Cuento

El explorador y la sombra

-Gustavo Méndez Martínez

Recuerda los laberintos que te llevaron hasta Uppa-karuarRa, la insolación, la ventisca de los mares, el ruido de los insectos y las manos sudorosas de tus guías. Estabas en la habitación en aquella tu primera noche, cuando los pobladores se alejaron: reinante el silencio, palabras escasas. Tu aceptación fue rápida, esperaban tu llegada, como la de otros viajeros que padecieron la misma pesadilla. Esa noche Gutero, uno de tus guías, te regaló un espejo circular con un orificio en el centro. Empleando el Idioma Universal, te dijo: “cuando miras a través del orificio con la cara reflejante hacia la luna, miras el futuro”. Esas fueron sus primeras palabras desde que te encontró en el camino. Le tendiste la mano para agradecerle, pero él, tomándola, la llevó hasta sus dientes para morderla. Dijiste: “No, Gutero, no me muerdas”. Cabizbajo, salió de tu habitación dejándote en compañía de los otros dos guías: KaujaroRik y Nirbi. De raza negra, altos, atléticos, y dientes notables, vestían una manta roja y calzaban desgastadas sandalias de madera. KaujaroRik se acercó a ti y te tomó un mechón de cabellos. Olisqueó e hizo una mueca graciosa enseñándote los dientes y sacando la lengua. Te petrificaste, a la expectativa de sus próximas acciones. Después de divertirse contigo, salieron de ese cubo de arena y piso de tierra, sin ventanas y una sola entrada y salida que siempre permanece abierta, como –cosa que descubriste más tarde- son todas las casas de la aldea: un hormiguero al nivel del suelo con sus calles revestidas de tierra negra. Todo es de arena y supongo que nosotros también los somos, pensaste eso luego de tirarte al suelo para dormir en posición fetal. No habías comido ni bebido y nada te despertaba apetito, ni el recuerdo de la comida. Apenas te abandonaste al sueño tu memoria rescató la imagen de aquel curador de senil aspecto con el que te encontraste en el Museo de Arte Moderno de Nueva York, mientras estudiabas un cuadro que, sin obstinación que valga, no lograste descifrar; volteaste a verlo y sin palabra alguna te regaló un boleto de entrada al selecto club donde –eso lo supiste mucho después- estudian a esta misma Ciudad. Y luego te dormiste sin más.

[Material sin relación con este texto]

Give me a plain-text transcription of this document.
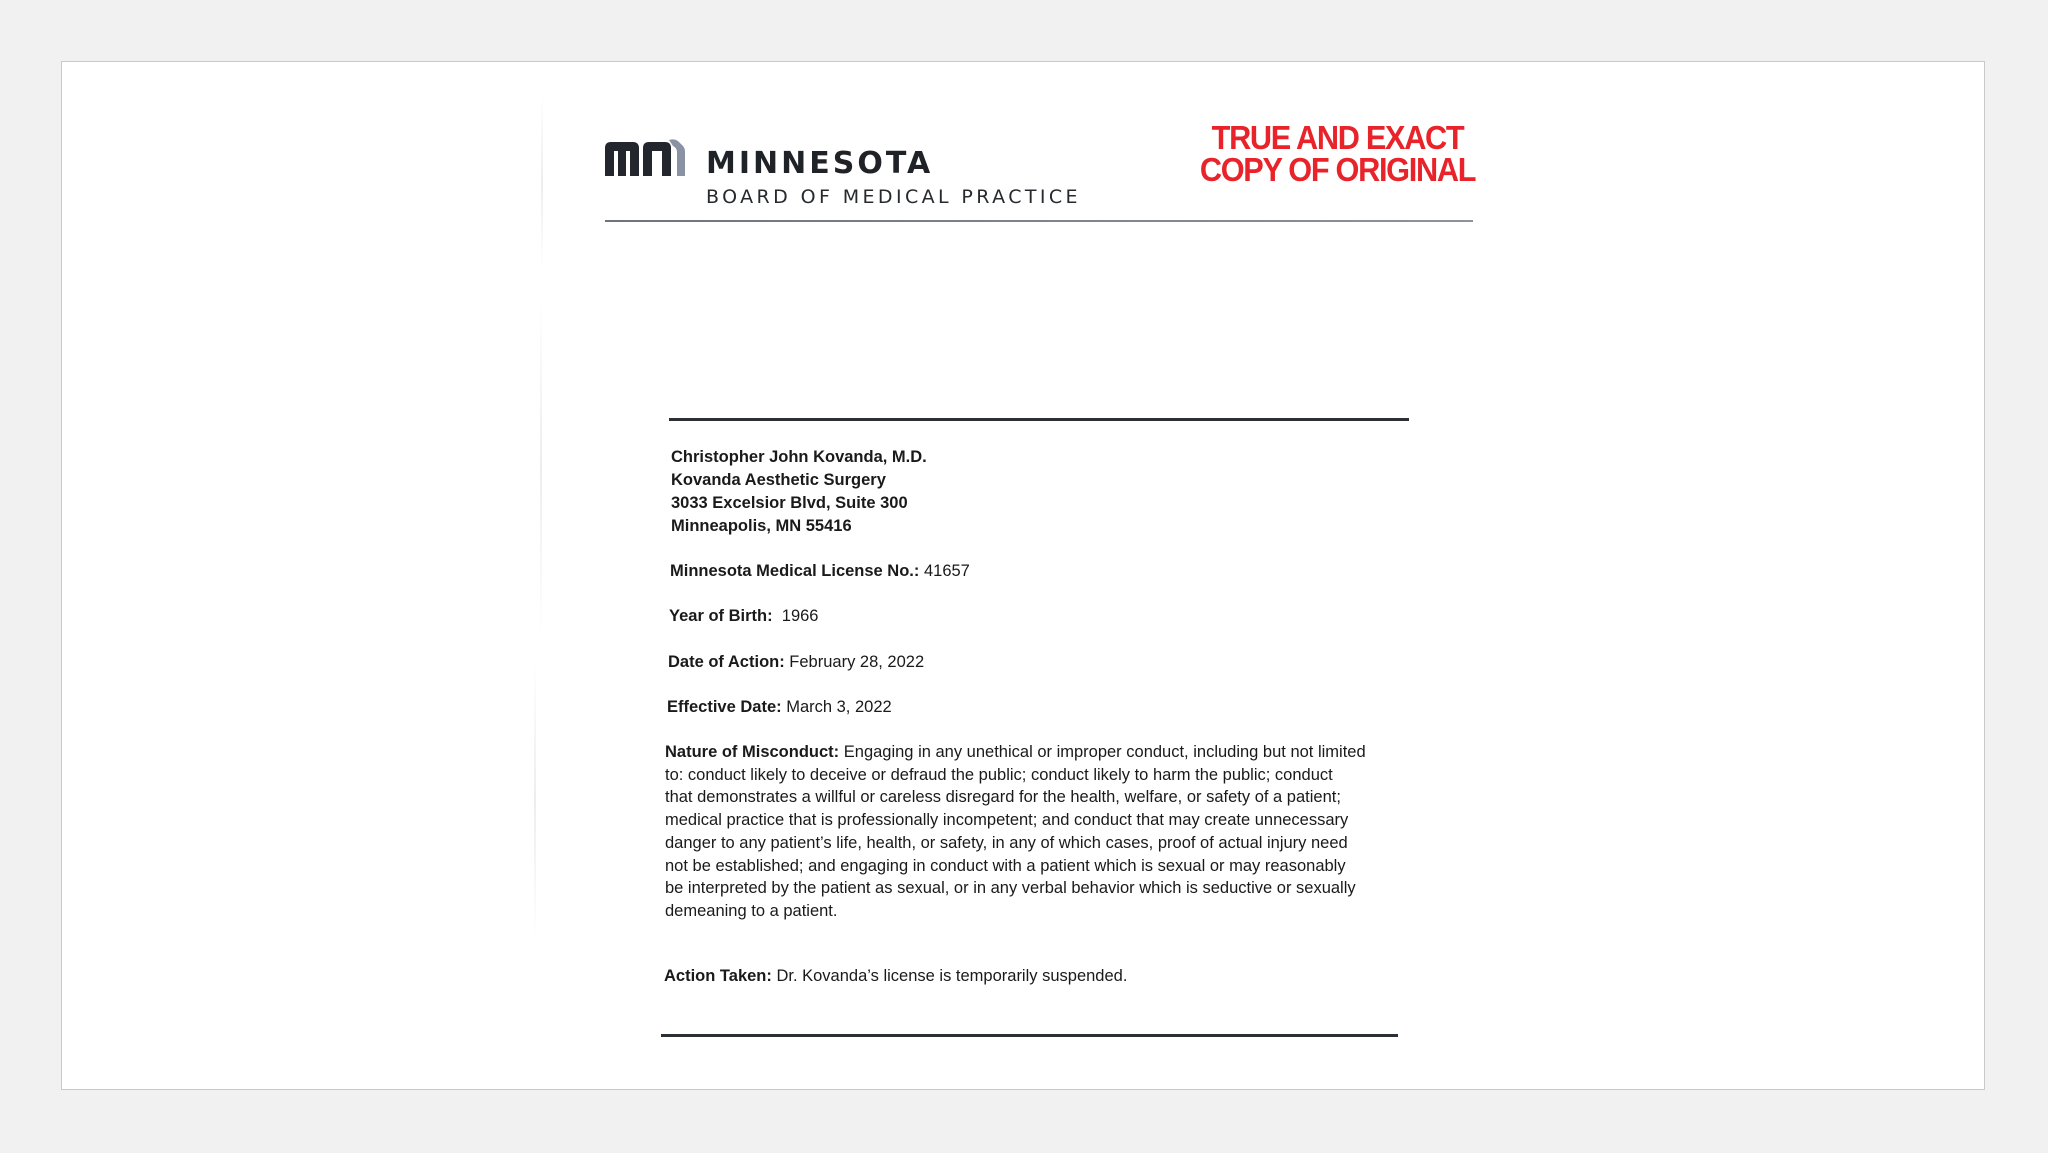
MINNESOTA
BOARD OF MEDICAL PRACTICE
TRUE AND EXACT
COPY OF ORIGINAL
Christopher John Kovanda, M.D.
Kovanda Aesthetic Surgery
3033 Excelsior Blvd, Suite 300
Minneapolis, MN 55416
Minnesota Medical License No.: 41657
Year of Birth:  1966
Date of Action: February 28, 2022
Effective Date: March 3, 2022
Nature of Misconduct: Engaging in any unethical or improper conduct, including but not limited
to: conduct likely to deceive or defraud the public; conduct likely to harm the public; conduct
that demonstrates a willful or careless disregard for the health, welfare, or safety of a patient;
medical practice that is professionally incompetent; and conduct that may create unnecessary
danger to any patient’s life, health, or safety, in any of which cases, proof of actual injury need
not be established; and engaging in conduct with a patient which is sexual or may reasonably
be interpreted by the patient as sexual, or in any verbal behavior which is seductive or sexually
demeaning to a patient.
Action Taken: Dr. Kovanda’s license is temporarily suspended.
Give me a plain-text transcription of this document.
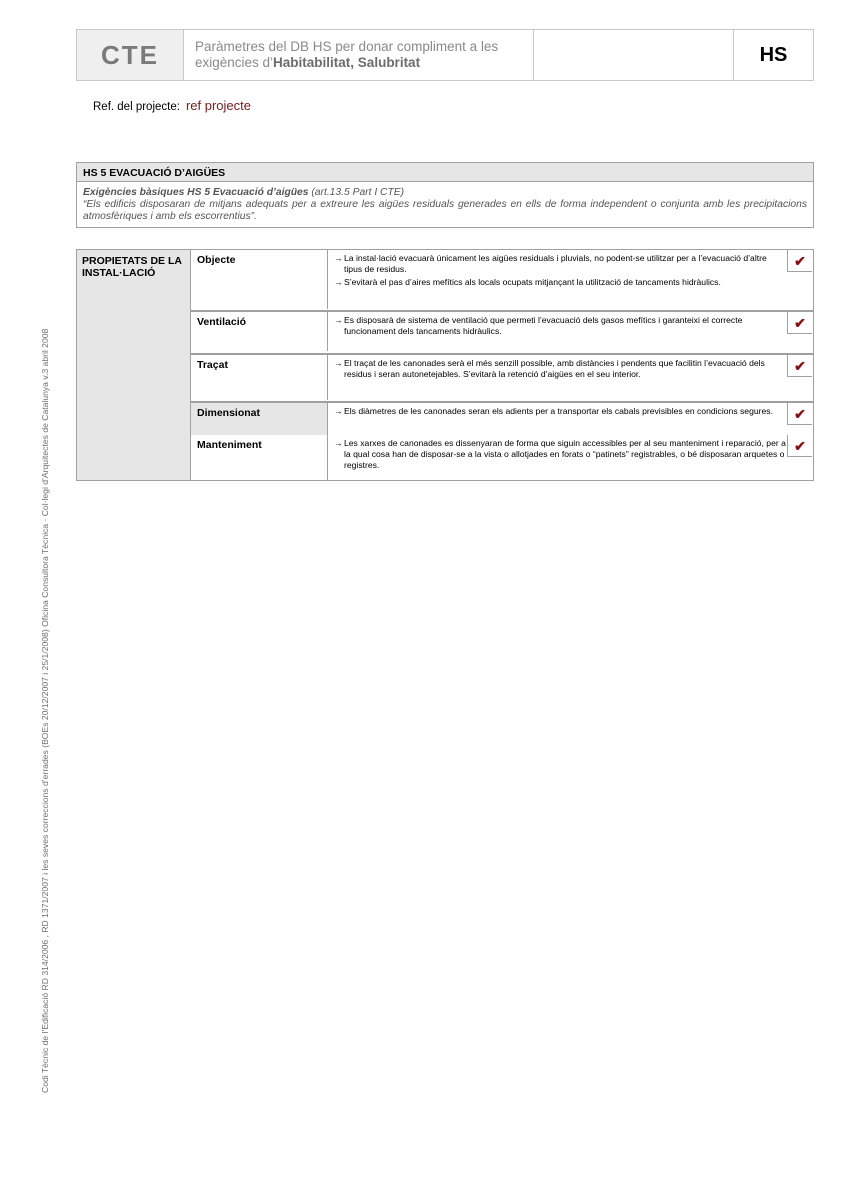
CTE	Paràmetres del DB HS per donar compliment a les
exigències d’Habitabilitat, Salubritat	HS
Ref. del projecte: ref projecte
Codi Tècnic de l’Edificació RD 314/2006 , RD 1371/2007 i les seves correccions d’errades (BOEs 20/12/2007 i 25/1/2008) Oficina Consultora Tècnica · Col·legi d’Arquitectes de Catalunya v.3 abril 2008
HS 5 EVACUACIÓ D’AIGÜES
Exigències bàsiques HS 5 Evacuació d’aigües (art.13.5 Part I CTE)
“Els edificis disposaran de mitjans adequats per a extreure les aigües residuals generades en ells de forma independent o conjunta amb les precipitacions atmosfèriques i amb els escorrentius”.
PROPIETATS DE LA INSTAL·LACIÓ
Objecte	→La instal·lació evacuarà únicament les aigües residuals i pluvials, no podent-se utilitzar per a l’evacuació d’altre tipus de residus.
→S’evitarà el pas d’aires mefítics als locals ocupats mitjançant la utilització de tancaments hidràulics.
✔
Ventilació	→Es disposarà de sistema de ventilació que permeti l’evacuació dels gasos mefítics i garanteixi el correcte funcionament dels tancaments hidràulics.	✔
Traçat	→El traçat de les canonades serà el més senzill possible, amb distàncies i pendents que facilitin l’evacuació dels residus i seran autonetejables. S’evitarà la retenció d’aigües en el seu interior.	✔
Dimensionat	→Els diàmetres de les canonades seran els adients per a transportar els cabals previsibles en condicions segures.	✔
Manteniment	→Les xarxes de canonades es dissenyaran de forma que siguin accessibles per al seu manteniment i reparació, per a la qual cosa han de disposar-se a la vista o allotjades en forats o “patinets” registrables, o bé disposaran arquetes o registres.
✔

Guiándote por las referencias de todos aquellos que mucho antes ya habían trazado el mismo recorrido, llegaste a Etara-Malí. Decidiste bordear la aldea cruzando orografías imposibles y oscuros bosques, hasta descubrir un valle plantado de naranjos. Entonces, al acercarte a la piedad de las sombras de esos árboles frutales, llegaron tus tres silenciosos guías. Asaltantes, pensaste, aunque no te indujeron temor. Seguiste el recorrido y ellos te siguieron detrás, rompiendo con la lógica de quien guía. Decenas de pasos adelante Gutero te señaló hacía la ribera de un río que apenas pudiste distinguir. Sin mediar palabras -¿en qué idioma se hubieran comunicado?-, te dirigiste a la ribera de aquello que creías un río y los ellos se limitaron a seguirte. El instinto, piensas, me llevó hasta allá desde que hice mi última visita a Manhattan. Llegaron al riachuelo, más que río, y sentiste flaquear tus piernas. Observaste tus zapatos, descocidos y con las suelas mordidas por marcas de piedras, con tus pantalones hechos trizas. No te dolieron las laceraciones de las espinas de la maleza, ni las quemaduras del sol, ni te dolió el hambre. Uno de tus guías, -recuerda si fue Nirbi porque yo ahora no recuerdo bien-, te aventó una fruta verde muy parecida al kiwi. La mordiste apenas la atrapaste con tus manos. Tu estómago agradeció, a pesar del desagradable tufo a carne putrefacta y su aspecto sanguinolento. Notaste el sendero del riachuelo flanqueado por setos de mediana altura, algunos padeciendo sequía, y algunos otros sauces derramados sobre el flujo de agua. Irreal, dijiste, la única palabra que rompió el silencio como ametralladora sorda. Entonces recordaste tu sueño, aquel que te martillaba hasta el cráneo, queriéndolo demoler, el que te lanzó a la búsqueda de Uppa-Ra, de cuando fuiste infante y una sombra se acercó a ti preguntándote acerca de la Ciudad y tú le contestabas acerca de tu ciudad, donde crecías con tus padres y tus hermanos. Estabas en una playa desértica, cubierta por una noche sin estrellas, ni luna, y la sombra no cesaba de repetir: “Háblame de vuestra ciudad Uppa-karuarRa. Búscala. Allí los hombres son grandes porque el tiempo en ellos no es insistente. Busca vuestra ciudad. Allí encontrarás mi contorno, flanqueado por nuestras casas y nuestra gente”. Sombra incorpórea, hecha sin luz mediante, proyectada sobra la negritud de la arena que al desaparecer te abandonó al perturbador ruido del oleaje.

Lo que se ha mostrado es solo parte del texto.